Densho Digital Archive
Frank Abe Collection
Title: Kats Kunitsugu Interview
Narrator: Kats Kunitsugu
Interviewer: Frank Abe (primary); Frank Chin (secondary)
Location: Los Angeles, California
Date: August 22, 1995
Densho ID: denshovh-kkats-01-0001

<Begin Segment 1>

FC: How did you, how did you become a member of the staff of the Heart Mountain Sentinel?

KK: Well, I was first working on the Heart Mountain Eagle, which was the high school newspaper. I was the managing editor. I could have been editor but I was kind of... I liked the guy who was editor, I wanted to let him have him have, be the editor. So I was managing editor, and I wrote an editorial about school spirit and everything, and Bill Hosokawa read it and he liked it and so he wrote me a little note and said, "Anytime you want to come work for the Sentinel there's a place for you." So when I graduated, that's where I headed.

FC: And you were at Heart Mountain when the resistance was taking place.

KK: Uh-huh.

FC: Why didn't the Sentinel report on the draft resisters as they were being arrested, resisting the draft, as it was happening?

KK: Well, I think I wasn't that much involved in the running of the Sentinel, its policies and so on, just a cub reporter working for the summer, so I don't know why certain decisions were made. But looking back, I would think that the newspaper was, well, running because in a sense the government was letting it be run. And so they rather toed the mark, the official line so to speak, and all of us Nisei were of the mindset in those days that we were 110 percent American, and we resented any suggestion that we could be disloyal, that there was anything negative about us, we were high achievers. And so anything that tended to be negative would be not mentioned. And I think that was the prevailing attitude.

FC: Did you feel there, or was there the feeling that there would be consequences, bad consequences, if you did report negative...

KK: Possibly because there were riots, we heard about the Tule Lake riots. In fact, one of the families that lived in our block went to Tule Lake and it was the brother of my girlfriend that was shot and killed in that riot: Okamoto. And so we knew about it and perhaps there was a feeling that they would stir up this anti-government type of feeling.

FC: So if you reported on anti-government activity, resisting the draft, this might encourage more in the camp? Was that... is that what you're saying?

KK: Well probably they were afraid that more people would agree maybe with the resisters, that they would be encouraged to, to resist the draft and it was seen as, by the people that that just wasn't done. That when the government said you should serve, you didn't resist the draft. I mean, you can protest and say that, "Why are we being treated this way," being in camp and still being subjected to the draft and all that, but when the government called you, you answered because that was your duty as an American citizen.

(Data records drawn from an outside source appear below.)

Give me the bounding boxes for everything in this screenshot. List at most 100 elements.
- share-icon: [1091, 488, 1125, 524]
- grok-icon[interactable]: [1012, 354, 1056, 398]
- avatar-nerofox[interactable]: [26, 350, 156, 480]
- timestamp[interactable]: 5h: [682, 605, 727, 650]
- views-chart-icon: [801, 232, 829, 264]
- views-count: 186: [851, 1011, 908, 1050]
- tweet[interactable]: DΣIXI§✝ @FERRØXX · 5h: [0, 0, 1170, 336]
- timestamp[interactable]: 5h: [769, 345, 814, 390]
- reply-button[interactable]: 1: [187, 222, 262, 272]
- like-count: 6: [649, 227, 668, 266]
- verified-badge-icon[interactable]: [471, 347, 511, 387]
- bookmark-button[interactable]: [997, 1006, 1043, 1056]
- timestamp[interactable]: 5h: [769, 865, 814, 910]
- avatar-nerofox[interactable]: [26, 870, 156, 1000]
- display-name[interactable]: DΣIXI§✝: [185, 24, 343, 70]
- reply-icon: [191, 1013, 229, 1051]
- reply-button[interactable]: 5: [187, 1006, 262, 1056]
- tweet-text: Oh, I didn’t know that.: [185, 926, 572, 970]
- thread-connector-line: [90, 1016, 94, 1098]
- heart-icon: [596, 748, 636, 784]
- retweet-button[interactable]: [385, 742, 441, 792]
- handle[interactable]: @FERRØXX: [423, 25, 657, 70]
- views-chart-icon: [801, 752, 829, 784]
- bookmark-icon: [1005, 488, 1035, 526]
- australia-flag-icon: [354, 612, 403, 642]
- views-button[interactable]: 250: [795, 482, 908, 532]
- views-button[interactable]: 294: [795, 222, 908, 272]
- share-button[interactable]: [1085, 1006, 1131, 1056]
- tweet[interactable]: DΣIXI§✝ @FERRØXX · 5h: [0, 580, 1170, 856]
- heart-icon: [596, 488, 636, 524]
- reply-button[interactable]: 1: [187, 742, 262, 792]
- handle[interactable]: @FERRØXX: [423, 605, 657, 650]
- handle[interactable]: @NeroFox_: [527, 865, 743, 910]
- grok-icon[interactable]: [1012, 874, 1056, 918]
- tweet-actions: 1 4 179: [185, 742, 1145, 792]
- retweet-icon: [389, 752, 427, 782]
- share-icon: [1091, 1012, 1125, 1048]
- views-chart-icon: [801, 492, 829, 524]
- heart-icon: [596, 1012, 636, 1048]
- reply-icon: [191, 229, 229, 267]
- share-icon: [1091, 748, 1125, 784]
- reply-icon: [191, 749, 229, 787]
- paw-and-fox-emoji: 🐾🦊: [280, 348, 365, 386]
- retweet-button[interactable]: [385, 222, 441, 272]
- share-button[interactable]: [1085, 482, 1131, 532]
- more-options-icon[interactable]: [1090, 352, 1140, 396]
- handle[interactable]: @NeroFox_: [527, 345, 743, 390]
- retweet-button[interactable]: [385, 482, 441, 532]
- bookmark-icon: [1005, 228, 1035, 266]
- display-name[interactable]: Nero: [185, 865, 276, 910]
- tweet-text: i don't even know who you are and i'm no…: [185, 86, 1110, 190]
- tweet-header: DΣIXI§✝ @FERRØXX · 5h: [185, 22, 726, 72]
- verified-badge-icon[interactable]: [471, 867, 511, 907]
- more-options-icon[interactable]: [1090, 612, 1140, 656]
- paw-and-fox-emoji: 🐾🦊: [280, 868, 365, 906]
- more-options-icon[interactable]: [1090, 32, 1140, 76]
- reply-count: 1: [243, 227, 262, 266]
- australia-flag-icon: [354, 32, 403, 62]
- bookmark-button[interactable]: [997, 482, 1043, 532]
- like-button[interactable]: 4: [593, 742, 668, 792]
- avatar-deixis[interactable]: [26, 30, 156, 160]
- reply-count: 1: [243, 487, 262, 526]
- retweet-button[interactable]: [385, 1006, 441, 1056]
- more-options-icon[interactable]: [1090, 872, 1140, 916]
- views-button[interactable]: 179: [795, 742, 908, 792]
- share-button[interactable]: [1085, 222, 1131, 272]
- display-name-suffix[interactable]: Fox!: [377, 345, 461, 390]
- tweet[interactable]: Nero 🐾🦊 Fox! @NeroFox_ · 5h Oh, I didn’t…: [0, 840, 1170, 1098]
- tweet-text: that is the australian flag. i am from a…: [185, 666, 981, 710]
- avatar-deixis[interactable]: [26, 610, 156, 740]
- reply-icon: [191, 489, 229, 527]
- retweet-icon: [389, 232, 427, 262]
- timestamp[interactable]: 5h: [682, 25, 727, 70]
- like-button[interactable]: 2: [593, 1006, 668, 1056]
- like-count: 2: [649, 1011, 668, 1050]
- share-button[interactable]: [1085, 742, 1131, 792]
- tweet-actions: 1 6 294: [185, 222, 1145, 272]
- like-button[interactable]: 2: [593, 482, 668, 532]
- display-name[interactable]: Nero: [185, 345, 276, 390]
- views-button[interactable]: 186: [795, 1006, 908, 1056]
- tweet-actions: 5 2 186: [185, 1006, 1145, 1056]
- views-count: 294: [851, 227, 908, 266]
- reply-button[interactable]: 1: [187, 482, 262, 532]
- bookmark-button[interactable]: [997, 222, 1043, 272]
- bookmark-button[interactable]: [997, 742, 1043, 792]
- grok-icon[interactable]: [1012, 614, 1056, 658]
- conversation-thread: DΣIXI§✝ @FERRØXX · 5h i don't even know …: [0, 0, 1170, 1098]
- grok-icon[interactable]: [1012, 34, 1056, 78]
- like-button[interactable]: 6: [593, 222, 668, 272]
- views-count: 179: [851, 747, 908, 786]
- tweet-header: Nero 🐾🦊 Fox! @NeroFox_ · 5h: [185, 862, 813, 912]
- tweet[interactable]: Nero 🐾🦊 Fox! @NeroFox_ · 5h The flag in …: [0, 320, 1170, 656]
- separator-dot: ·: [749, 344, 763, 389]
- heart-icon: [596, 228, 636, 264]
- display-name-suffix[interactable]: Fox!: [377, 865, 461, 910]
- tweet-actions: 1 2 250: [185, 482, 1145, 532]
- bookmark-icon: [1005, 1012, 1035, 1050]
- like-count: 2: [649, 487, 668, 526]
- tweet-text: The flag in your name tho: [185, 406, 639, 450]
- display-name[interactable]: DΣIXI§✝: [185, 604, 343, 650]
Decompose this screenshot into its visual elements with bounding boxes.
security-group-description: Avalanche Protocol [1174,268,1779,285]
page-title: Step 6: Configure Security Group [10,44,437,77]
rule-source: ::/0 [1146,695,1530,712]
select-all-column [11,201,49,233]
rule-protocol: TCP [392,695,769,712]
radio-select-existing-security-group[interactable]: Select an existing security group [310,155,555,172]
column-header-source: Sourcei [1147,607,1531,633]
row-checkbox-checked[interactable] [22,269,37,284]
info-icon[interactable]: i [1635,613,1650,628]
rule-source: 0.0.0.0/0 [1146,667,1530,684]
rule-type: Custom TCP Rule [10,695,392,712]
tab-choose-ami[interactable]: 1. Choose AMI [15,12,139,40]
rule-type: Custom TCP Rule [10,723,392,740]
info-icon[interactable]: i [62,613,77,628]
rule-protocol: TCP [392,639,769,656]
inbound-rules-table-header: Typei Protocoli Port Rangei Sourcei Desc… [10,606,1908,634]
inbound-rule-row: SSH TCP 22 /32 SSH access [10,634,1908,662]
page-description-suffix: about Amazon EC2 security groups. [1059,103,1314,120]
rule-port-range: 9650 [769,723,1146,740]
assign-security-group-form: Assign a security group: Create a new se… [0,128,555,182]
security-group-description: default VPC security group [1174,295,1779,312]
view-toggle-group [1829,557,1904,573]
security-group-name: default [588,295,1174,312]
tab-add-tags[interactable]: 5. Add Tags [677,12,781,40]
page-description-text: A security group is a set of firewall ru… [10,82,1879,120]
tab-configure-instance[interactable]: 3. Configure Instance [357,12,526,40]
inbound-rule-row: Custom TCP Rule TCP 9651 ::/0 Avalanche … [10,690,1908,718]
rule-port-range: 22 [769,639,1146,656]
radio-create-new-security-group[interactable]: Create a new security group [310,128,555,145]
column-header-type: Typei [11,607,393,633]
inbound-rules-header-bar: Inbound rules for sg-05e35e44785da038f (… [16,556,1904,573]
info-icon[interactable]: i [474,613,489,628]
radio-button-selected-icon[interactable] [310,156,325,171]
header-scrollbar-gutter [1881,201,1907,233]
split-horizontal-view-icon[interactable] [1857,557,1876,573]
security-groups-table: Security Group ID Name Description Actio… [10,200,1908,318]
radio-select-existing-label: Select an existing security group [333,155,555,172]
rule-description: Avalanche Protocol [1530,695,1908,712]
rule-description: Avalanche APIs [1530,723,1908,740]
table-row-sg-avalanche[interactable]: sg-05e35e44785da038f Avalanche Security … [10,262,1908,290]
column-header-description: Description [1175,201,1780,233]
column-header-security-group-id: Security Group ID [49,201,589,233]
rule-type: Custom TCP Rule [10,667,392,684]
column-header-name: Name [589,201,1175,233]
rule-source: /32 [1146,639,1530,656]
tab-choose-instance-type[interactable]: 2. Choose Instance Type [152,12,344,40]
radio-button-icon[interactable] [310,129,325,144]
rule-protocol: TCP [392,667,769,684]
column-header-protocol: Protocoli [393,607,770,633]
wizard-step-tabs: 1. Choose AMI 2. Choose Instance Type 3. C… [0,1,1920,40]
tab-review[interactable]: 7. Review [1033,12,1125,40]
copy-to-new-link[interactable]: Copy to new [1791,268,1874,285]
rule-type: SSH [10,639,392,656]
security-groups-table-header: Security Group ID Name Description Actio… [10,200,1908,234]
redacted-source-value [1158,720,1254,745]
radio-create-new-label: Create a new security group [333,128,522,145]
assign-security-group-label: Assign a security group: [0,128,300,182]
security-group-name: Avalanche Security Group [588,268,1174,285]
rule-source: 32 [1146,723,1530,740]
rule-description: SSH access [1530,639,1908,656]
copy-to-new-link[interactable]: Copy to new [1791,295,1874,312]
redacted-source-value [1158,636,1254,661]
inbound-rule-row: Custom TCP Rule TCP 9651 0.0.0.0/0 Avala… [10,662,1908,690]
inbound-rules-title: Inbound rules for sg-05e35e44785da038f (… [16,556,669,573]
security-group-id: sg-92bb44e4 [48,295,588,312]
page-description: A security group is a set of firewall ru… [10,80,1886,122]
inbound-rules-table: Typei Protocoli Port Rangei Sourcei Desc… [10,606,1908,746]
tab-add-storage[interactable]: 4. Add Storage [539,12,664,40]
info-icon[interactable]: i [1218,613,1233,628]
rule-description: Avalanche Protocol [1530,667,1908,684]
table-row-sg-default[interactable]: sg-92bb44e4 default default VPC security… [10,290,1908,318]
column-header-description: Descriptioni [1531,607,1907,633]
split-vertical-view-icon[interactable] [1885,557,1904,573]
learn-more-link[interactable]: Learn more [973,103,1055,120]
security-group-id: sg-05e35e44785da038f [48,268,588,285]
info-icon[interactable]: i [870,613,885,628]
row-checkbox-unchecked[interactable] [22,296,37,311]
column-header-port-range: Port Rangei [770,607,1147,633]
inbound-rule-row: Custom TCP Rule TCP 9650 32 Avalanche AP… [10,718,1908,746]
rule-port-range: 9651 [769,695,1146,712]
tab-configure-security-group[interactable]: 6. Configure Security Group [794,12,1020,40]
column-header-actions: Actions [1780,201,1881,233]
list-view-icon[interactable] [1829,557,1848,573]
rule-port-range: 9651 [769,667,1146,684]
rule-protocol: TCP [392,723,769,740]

FC: Did you fear a white backlash?

KK: No, there was already a backlash, nothing, there was already all kinds of anti-Japanese feeling among the whites anyway.

FC: Whites around Heart Mountain?

KK: No, just in general. If you read the newspaper of that day you can tell that the whole atmosphere of that day was anti-Japanese. And very few people were -- unless they knew you personally, the feeling was very negative against Japanese anyway. So there was nothing, backlash, it was a bad feeling to begin with.

FC: So you didn't, you didn't feel that if you published stories about the resistance that the whites at Cody would get so angry that they'd come out and burn the camp down?

KK: No, I don't think so. No, I don't think so. Because by that time there was some relationship -- although on a very limited scale -- with the people outside, and the Sentinel was published in Cody so a group of us would every week go out and see the paper to bed. And people were getting leads to go harvest sugar beets and all that. So they were having relationships with farmers and all that in the area. And people generally away from the West Coast tended to be, they didn't have that mindset against the Japanese personally.

FC: Did you feel the Heart Mountain Sentinel did a fair job of reporting the news in camp? Or was there another purpose to...

KK: Well, I was not in a position to know whether it was fair or not. It seemed to be pretty much what we were interested in, certainly the everyday happenings in camp. Nothing of very... you know, deep thought or something that would make you think. That was kind of left to the Pacific Citizen, I think, and Larry Tajiri. [Laughs]

[Interruption]

FC: Was the Heart Mountain Sentinel, was the paper a free press?

KK: Well, probably not because there was person in charge of overseeing what was published, and although I came to know Bonnie Maco, who was that person at Heart Mountain, and he was a very loose friendly type of person, not one of these government types that would take notes and everything like that, not at all. He was just a regular guy. But still, that was, I think, his job, to see that what was printed was not something that would offend Washington, so to speak.

FC: So the paper... so the real audience of the paper was Washington? Was directed toward Washington?

KK: Well, there was one eye cast toward Washington I'm sure, and also to, I'm sure Bill was quite aware of, that it was being read quite thoroughly by other media.